"Conjugal Rights" and the Right to Refuse to Have Sex
As yet another reminder of "Dear God am I happy I was born when I was and not a few hundred years ago," married women in England only gained the right to refuse to have sex with their husbands fairly recently. These excerpts outline how that situation evolved.
"A husband's right to sexual intercourse was assured by law in several ways. Firstly, by the law and custom of marriage. Sir Matthew Hale commented in 1736 that it was impossible for a husband to be tried for rape, because by marrying the wife had 'given herself up' sexually to her husband and could never retract that consent.
Secondly, an ancient right under canon law allowed either party to claim restoration of 'conjugal rights' (i.e. cohabitation). Under the 1857 Divorce Act, refusal to cohabit after being ordered to do so by a judge was contempt of court and could entail a prison sentence. Once a woman was cohabiting with her husband he could rape her with impunity. As Oswald Dawson put it in 1895, a wife was 'at the mercy of the carnal appetite of the man ... at all times and without regard to the state of her health, or any other considerations', he continued, 'This slavery of compulsory cohabitation is surely chattel-like'. He concluded, 'until a woman who is a wife can say, at least at certain times....'I wish to sleep alone'... she can never consider herself free'.
The Matrimonial Causes Act 1884 reformed the law so that a refusal to restore conjugal rights no longer led to imprisonment but was deemed to be desertion, which was then grounds for divorce. From then, wives are found applying to court for 'the restitution of conjugal rights', not because they wanted their husbands to move back in, but as the first step towards getting a divorce." Excerpt from History of Women: Marriage, by Helena Wojtczak (an excellent website that you should go read!)
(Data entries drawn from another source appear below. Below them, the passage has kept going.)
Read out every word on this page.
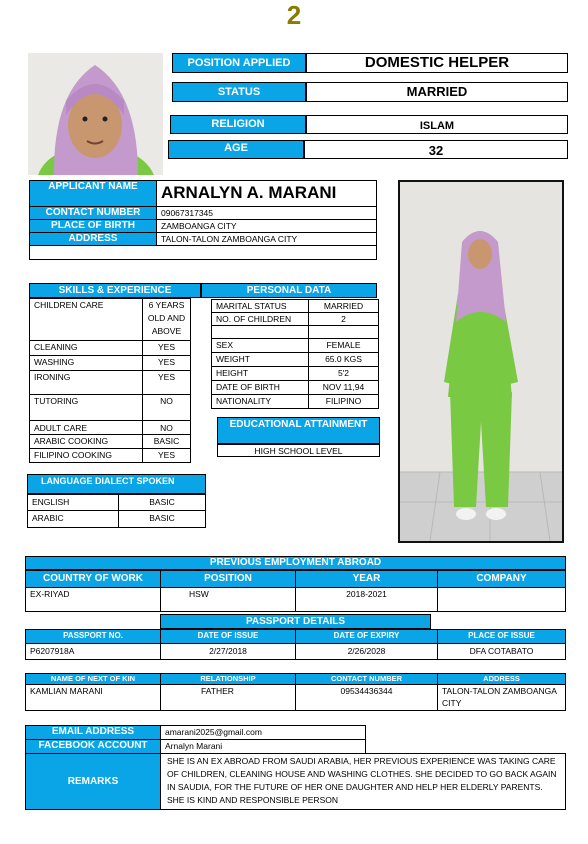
2
POSITION APPLIED	DOMESTIC HELPER
STATUS	MARRIED
RELIGION	ISLAM
AGE	32
APPLICANT NAME	ARNALYN A. MARANI
CONTACT NUMBER	09067317345
PLACE OF BIRTH	ZAMBOANGA CITY
ADDRESS	TALON-TALON ZAMBOANGA CITY

SKILLS & EXPERIENCE	PERSONAL DATA
CHILDREN CARE	6 YEARS OLD AND ABOVE
CLEANING	YES
WASHING	YES
IRONING	YES
TUTORING	NO
ADULT CARE	NO
ARABIC COOKING	BASIC
FILIPINO COOKING	YES
MARITAL STATUS	MARRIED
NO. OF CHILDREN	2

SEX	FEMALE
WEIGHT	65.0 KGS
HEIGHT	5'2
DATE OF BIRTH	NOV 11,94
NATIONALITY	FILIPINO
EDUCATIONAL ATTAINMENT
HIGH SCHOOL LEVEL
LANGUAGE DIALECT SPOKEN
ENGLISH	BASIC
ARABIC	BASIC
PREVIOUS EMPLOYMENT ABROAD
COUNTRY OF WORK	POSITION	YEAR	COMPANY
EX-RIYAD	HSW	2018-2021	
PASSPORT DETAILS
PASSPORT NO.	DATE OF ISSUE	DATE OF EXPIRY	PLACE OF ISSUE
P6207918A	2/27/2018	2/26/2028	DFA COTABATO
NAME OF NEXT OF KIN	RELATIONSHIP	CONTACT NUMBER	ADDRESS
KAMLIAN MARANI	FATHER	09534436344	TALON-TALON ZAMBOANGA CITY
EMAIL ADDRESS	amarani2025@gmail.com
FACEBOOK ACCOUNT	Arnalyn Marani
REMARKS	SHE IS AN EX ABROAD FROM SAUDI ARABIA, HER PREVIOUS EXPERIENCE WAS TAKING CARE OF CHILDREN, CLEANING HOUSE AND WASHING CLOTHES. SHE DECIDED TO GO BACK AGAIN IN SAUDIA, FOR THE FUTURE OF HER ONE DAUGHTER AND HELP HER ELDERLY PARENTS. SHE IS KIND AND RESPONSIBLE PERSON
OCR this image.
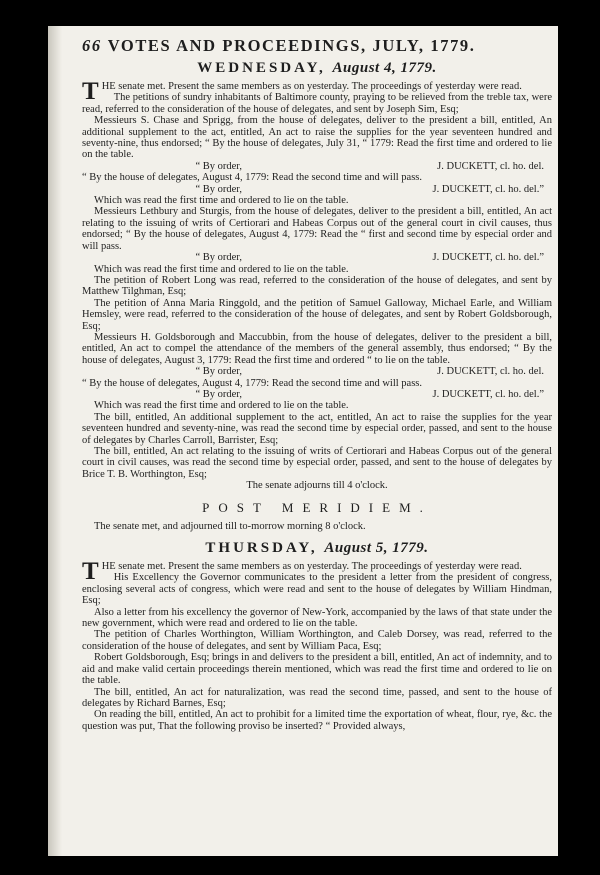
66 VOTES AND PROCEEDINGS, JULY, 1779.
WEDNESDAY, August 4, 1779.

THE senate met. Present the same members as on yesterday. The proceedings of yesterday were read.

The petitions of sundry inhabitants of Baltimore county, praying to be relieved from the treble tax, were read, referred to the consideration of the house of delegates, and sent by Joseph Sim, Esq;

Messieurs S. Chase and Sprigg, from the house of delegates, deliver to the president a bill, entitled, An additional supplement to the act, entitled, An act to raise the supplies for the year seventeen hundred and seventy-nine, thus endorsed; “ By the house of delegates, July 31, “ 1779: Read the first time and ordered to lie on the table.

“ By order,	J. DUCKETT, cl. ho. del.

“ By the house of delegates, August 4, 1779: Read the second time and will pass.

“ By order,	J. DUCKETT, cl. ho. del.”

Which was read the first time and ordered to lie on the table.

Messieurs Lethbury and Sturgis, from the house of delegates, deliver to the president a bill, entitled, An act relating to the issuing of writs of Certiorari and Habeas Corpus out of the general court in civil causes, thus endorsed; “ By the house of delegates, August 4, 1779: Read the “ first and second time by especial order and will pass.

“ By order,	J. DUCKETT, cl. ho. del.”

Which was read the first time and ordered to lie on the table.

The petition of Robert Long was read, referred to the consideration of the house of delegates, and sent by Matthew Tilghman, Esq;

The petition of Anna Maria Ringgold, and the petition of Samuel Galloway, Michael Earle, and William Hemsley, were read, referred to the consideration of the house of delegates, and sent by Robert Goldsborough, Esq;

Messieurs H. Goldsborough and Maccubbin, from the house of delegates, deliver to the president a bill, entitled, An act to compel the attendance of the members of the general assembly, thus endorsed; “ By the house of delegates, August 3, 1779: Read the first time and ordered “ to lie on the table.

“ By order,	J. DUCKETT, cl. ho. del.

“ By the house of delegates, August 4, 1779: Read the second time and will pass.

“ By order,	J. DUCKETT, cl. ho. del.”

Which was read the first time and ordered to lie on the table.

The bill, entitled, An additional supplement to the act, entitled, An act to raise the supplies for the year seventeen hundred and seventy-nine, was read the second time by especial order, passed, and sent to the house of delegates by Charles Carroll, Barrister, Esq;

The bill, entitled, An act relating to the issuing of writs of Certiorari and Habeas Corpus out of the general court in civil causes, was read the second time by especial order, passed, and sent to the house of delegates by Brice T. B. Worthington, Esq;

The senate adjourns till 4 o'clock.
POST MERIDIEM.

The senate met, and adjourned till to-morrow morning 8 o'clock.

THURSDAY, August 5, 1779.

THE senate met. Present the same members as on yesterday. The proceedings of yesterday were read.

His Excellency the Governor communicates to the president a letter from the president of congress, enclosing several acts of congress, which were read and sent to the house of delegates by William Hindman, Esq;

Also a letter from his excellency the governor of New-York, accompanied by the laws of that state under the new government, which were read and ordered to lie on the table.

The petition of Charles Worthington, William Worthington, and Caleb Dorsey, was read, referred to the consideration of the house of delegates, and sent by William Paca, Esq;

Robert Goldsborough, Esq; brings in and delivers to the president a bill, entitled, An act of indemnity, and to aid and make valid certain proceedings therein mentioned, which was read the first time and ordered to lie on the table.

The bill, entitled, An act for naturalization, was read the second time, passed, and sent to the house of delegates by Richard Barnes, Esq;

On reading the bill, entitled, An act to prohibit for a limited time the exportation of wheat, flour, rye, &c. the question was put, That the following proviso be inserted? “ Provided always,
"The 1884 Act thus gave effect to the policy that it was oppressive and unnecessary to imprison those who preferred to live apart from their spouses. But the extent to which the courts were prepared to recognise the existence of legally enforceable ‘rights’ in the family context remained unclear. Only a few years later, a sensational case illustrated the difficulty:
In R v. Jackson a husband applied for and obtained a decree for restitution of conjugal rights against his newly married wife, and set about enforcing it. Assisted by two young men (one a solicitor’s articled clerk) he seized her as she was leaving church in the Lancashire town of Clitheroe and forced her into a carriage, claiming to have used no more force than was absolutely necessary to separate her from the sister he believed to be responsible for what had happened. Mrs Jackson was kept in the husband’s house in Blackburn in charge of her sister and a nurse and she was visited by a doctor. The husband claimed that he showed her every kindness and consideration and that she had the free run of the house, ‘doing just as she pleased, save leaving the house’; and that he ‘had offered several times to take her for a drive, but she had declined to go’. The wife’s relatives instituted habeas corpus proceedings; and the Court of Appeals rejected the husband’s argument that a husband had the right to enforce the ‘general dominion’ he had over his wife by imprisoning her if she refused him the conjugal rights to which a court had declared him entitled. Lord Esher MR regarded the 1884 Act as the ‘strongest possible evidence to shew that the legislature had no idea that a power would remain in the husband to imprison the wife for himself, not least because to accept this view would result in his being allowed to act as party judge and executioner.
The Jackson decision was at the time unpopular in some quarters, and it was certainly widely misunderstood. But it is a landmark in family law: the decision recognises that the ‘rights’ which exist between husband and wife are of a different order than (say) the rights of the parties to a commercial contract. But the question of ‘how different’ remained difficult."
Legal Consequences of marriage: Conjugal Rights and Remedies (an excerpt from Stephen Cretney, Family Law in the Twentieth Century: A History, Oxford University Press (2003))
Fun fact: Under English law, women only gained the right to divorce her husband on the grounds of adultery alone in 1923. Men previously were the only ones to have that right.
The action of restitution of conjugal rights was only abolished in 1970, though at that point it was rarely used. The equivalent legal actions in Scotland and Ireland were abolished in 1984 and 1988, respectively.